Unsolvable conundrums
Are my favorite sorts of stuff
Impossibly attractive, I
Just cannot get enough
They have no real solution,
So you can’t get too involved—
It’s really so much easier
Than solving the unsolved.

A question that’s unanswered
Is an open invitation
To poke around, to sniff for clues,
Begin investigation
I much prefer unanswerables
And have since just a pup
Cos none can know the answer, so
I get to make shit up.

A bit of context, after the jump:

PZ pointed out a New York Times article on Richard Dawkins, and I (as is my nature) have been reading the comments to that article. Oh, it’s not nearly as bad as reading the comments after some Fox News story on science vs religion, but much of it is predictable. For those of us who feed on this sort of thing, it’s a fairly substantial meal.

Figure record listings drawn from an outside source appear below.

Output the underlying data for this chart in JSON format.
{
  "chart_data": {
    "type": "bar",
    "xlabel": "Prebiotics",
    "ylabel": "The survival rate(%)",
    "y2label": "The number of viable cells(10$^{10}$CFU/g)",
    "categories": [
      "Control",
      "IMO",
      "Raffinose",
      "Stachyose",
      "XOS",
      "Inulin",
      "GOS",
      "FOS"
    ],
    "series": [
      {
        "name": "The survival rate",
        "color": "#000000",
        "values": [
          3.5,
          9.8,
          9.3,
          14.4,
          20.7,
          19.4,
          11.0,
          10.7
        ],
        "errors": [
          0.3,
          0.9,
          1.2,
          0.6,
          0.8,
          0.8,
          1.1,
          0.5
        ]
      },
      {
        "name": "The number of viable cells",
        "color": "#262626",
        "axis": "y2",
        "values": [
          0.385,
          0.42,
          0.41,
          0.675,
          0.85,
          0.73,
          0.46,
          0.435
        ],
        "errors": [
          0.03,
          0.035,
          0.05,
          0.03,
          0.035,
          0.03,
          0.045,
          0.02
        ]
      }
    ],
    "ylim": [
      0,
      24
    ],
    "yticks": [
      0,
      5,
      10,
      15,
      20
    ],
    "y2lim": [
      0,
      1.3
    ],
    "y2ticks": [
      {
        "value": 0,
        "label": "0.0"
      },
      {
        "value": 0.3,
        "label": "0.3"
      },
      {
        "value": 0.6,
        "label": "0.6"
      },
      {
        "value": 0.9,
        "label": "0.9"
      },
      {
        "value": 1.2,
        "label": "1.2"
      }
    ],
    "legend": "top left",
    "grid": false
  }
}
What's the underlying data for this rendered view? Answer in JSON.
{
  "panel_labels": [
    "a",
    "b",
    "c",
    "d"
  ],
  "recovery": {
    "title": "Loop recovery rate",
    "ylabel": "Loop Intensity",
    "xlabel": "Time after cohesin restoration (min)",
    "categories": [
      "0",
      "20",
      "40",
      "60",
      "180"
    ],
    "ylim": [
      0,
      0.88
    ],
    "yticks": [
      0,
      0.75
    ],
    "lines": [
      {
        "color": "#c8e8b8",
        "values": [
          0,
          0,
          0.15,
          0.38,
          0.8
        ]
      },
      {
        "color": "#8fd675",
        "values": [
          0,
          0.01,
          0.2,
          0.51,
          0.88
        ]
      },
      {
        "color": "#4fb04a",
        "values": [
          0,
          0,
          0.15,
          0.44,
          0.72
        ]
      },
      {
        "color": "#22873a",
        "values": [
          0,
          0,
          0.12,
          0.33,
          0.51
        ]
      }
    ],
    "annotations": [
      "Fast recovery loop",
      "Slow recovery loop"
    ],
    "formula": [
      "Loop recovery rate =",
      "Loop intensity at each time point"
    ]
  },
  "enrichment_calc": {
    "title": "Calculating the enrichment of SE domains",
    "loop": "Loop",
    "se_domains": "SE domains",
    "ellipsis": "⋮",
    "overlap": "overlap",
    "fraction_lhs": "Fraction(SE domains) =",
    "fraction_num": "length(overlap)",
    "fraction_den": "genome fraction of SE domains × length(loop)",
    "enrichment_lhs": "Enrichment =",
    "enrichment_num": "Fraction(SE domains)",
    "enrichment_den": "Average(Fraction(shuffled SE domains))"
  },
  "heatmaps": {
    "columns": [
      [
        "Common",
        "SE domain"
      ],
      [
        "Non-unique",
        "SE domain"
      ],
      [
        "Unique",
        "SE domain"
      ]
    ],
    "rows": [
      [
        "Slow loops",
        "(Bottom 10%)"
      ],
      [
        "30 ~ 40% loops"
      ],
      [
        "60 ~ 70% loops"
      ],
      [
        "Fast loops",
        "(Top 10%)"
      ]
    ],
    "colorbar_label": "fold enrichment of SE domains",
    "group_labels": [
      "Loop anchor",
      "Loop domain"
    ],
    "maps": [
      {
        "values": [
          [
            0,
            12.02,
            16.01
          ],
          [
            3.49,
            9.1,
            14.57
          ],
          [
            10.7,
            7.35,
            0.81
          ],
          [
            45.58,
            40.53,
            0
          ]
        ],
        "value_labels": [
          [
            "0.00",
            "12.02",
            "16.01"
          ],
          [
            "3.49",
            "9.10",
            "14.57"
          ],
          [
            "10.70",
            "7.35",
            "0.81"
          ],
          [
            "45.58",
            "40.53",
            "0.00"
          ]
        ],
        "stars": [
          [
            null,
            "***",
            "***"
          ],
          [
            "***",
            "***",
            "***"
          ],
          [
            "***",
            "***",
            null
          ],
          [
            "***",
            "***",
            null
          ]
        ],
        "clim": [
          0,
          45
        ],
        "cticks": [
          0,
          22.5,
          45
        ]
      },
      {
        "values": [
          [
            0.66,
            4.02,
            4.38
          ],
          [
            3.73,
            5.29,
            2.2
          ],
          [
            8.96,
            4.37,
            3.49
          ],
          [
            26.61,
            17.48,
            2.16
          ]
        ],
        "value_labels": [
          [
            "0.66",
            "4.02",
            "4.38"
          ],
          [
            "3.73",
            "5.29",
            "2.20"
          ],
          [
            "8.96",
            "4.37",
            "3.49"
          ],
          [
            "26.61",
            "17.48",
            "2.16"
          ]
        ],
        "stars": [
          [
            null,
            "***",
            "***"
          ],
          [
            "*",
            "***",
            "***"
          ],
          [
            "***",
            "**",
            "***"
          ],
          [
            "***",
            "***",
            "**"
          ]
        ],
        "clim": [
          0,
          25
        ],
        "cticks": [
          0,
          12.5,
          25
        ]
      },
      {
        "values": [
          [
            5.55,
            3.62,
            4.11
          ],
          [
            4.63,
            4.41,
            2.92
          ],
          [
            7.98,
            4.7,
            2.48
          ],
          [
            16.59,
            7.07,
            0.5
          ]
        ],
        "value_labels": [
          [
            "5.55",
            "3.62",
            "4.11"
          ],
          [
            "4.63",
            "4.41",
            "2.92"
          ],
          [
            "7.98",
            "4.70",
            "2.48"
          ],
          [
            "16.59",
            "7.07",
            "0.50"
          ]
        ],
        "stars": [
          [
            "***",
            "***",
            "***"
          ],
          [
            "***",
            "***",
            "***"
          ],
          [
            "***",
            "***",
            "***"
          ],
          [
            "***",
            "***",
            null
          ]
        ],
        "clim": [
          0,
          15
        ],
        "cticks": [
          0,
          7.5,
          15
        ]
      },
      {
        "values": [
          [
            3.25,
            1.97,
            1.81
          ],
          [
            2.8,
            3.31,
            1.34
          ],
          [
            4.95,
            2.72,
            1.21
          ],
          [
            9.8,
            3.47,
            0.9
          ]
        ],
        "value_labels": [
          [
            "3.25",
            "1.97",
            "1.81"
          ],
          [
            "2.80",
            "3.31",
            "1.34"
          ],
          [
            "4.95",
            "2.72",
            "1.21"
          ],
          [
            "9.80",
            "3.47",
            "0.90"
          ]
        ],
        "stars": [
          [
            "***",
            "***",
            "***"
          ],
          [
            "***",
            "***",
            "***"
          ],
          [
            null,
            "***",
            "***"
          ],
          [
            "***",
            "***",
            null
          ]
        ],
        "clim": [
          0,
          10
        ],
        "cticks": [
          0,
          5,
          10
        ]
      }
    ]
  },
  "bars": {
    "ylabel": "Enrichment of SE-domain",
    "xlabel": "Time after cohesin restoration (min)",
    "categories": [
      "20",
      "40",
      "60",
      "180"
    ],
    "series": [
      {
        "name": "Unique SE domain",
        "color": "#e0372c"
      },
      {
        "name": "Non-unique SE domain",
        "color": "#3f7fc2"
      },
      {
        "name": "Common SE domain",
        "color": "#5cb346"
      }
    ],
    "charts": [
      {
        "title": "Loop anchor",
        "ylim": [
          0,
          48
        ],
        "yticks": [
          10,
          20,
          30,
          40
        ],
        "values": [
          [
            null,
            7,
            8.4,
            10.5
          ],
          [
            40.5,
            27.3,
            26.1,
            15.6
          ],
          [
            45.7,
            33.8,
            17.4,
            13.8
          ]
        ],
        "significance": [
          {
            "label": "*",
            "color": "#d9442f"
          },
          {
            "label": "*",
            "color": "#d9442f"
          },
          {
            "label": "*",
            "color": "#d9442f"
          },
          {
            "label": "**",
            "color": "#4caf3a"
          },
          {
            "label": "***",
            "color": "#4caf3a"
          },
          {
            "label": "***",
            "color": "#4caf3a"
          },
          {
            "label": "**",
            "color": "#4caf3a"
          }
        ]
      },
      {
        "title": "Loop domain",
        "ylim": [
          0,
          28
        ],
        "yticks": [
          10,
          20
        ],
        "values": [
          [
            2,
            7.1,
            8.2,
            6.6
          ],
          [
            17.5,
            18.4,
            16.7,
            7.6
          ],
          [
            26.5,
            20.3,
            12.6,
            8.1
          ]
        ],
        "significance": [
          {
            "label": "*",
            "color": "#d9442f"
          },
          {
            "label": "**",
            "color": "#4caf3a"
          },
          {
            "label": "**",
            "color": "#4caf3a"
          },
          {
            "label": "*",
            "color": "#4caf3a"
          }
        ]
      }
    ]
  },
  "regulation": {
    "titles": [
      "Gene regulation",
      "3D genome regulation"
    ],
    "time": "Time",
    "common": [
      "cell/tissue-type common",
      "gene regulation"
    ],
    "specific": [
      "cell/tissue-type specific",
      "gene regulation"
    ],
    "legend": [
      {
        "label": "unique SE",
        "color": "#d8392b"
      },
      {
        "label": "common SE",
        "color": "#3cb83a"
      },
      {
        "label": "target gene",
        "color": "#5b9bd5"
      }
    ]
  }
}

Anyway, I noticed a few comments that touched on a pet peeve of mine. They chastised science (or Dawkins, or each other) for not being able to answer the unanswerable questions about unknowable topics. Actually, sometimes they only thought they were doing this–they were actually pointing out their own ignorance of well-known answers. But sometimes, they were arguing for the superiority of religion in answering the unanswerables.

And I have a problem with “unknowable”, “unanswerable”, “unsolvable” and the like. They are not merely adjectives; they are conclusions. And while we know that there are limits to what we can know (and thus, “known unknowns”), these are not the things commenters were speaking of. Mysteries (or at least, mysteries to them) of biology, psychology, and physics should best not be termed “unknowable”, but “unknown” (assuming it is, actually, unknown, or perhaps it is simply “unknown to me”), not “unsolvable” but “unsolved”, not “unanswerable” but “unanswered”. The former in each pair is a conclusion, a dead end. The latter is an invitation. An adventure.

The downside is, if you just make shit up, you get called on it.

Comments

  1. zackoz says

    Well put, as usual.

    And so many things which were once thought to be unanswerable have in fact now been answered: eg where did we come from?

    We can always guess that certain things may prove unanswerable, but we don’t want to be too dogmatic about what they may be.

  2. Pierce R. Butler says

    Nancy Marsh, of Florida Citizens for Science, wrote what I consider one of the tidiest summaries of such questions:

    One of the reasons our teachers sometimes get into trouble extolling the virtues of science is that they do not know what science is NOT: truth, permanence, dogma, and the answer to all the questions humanity asks.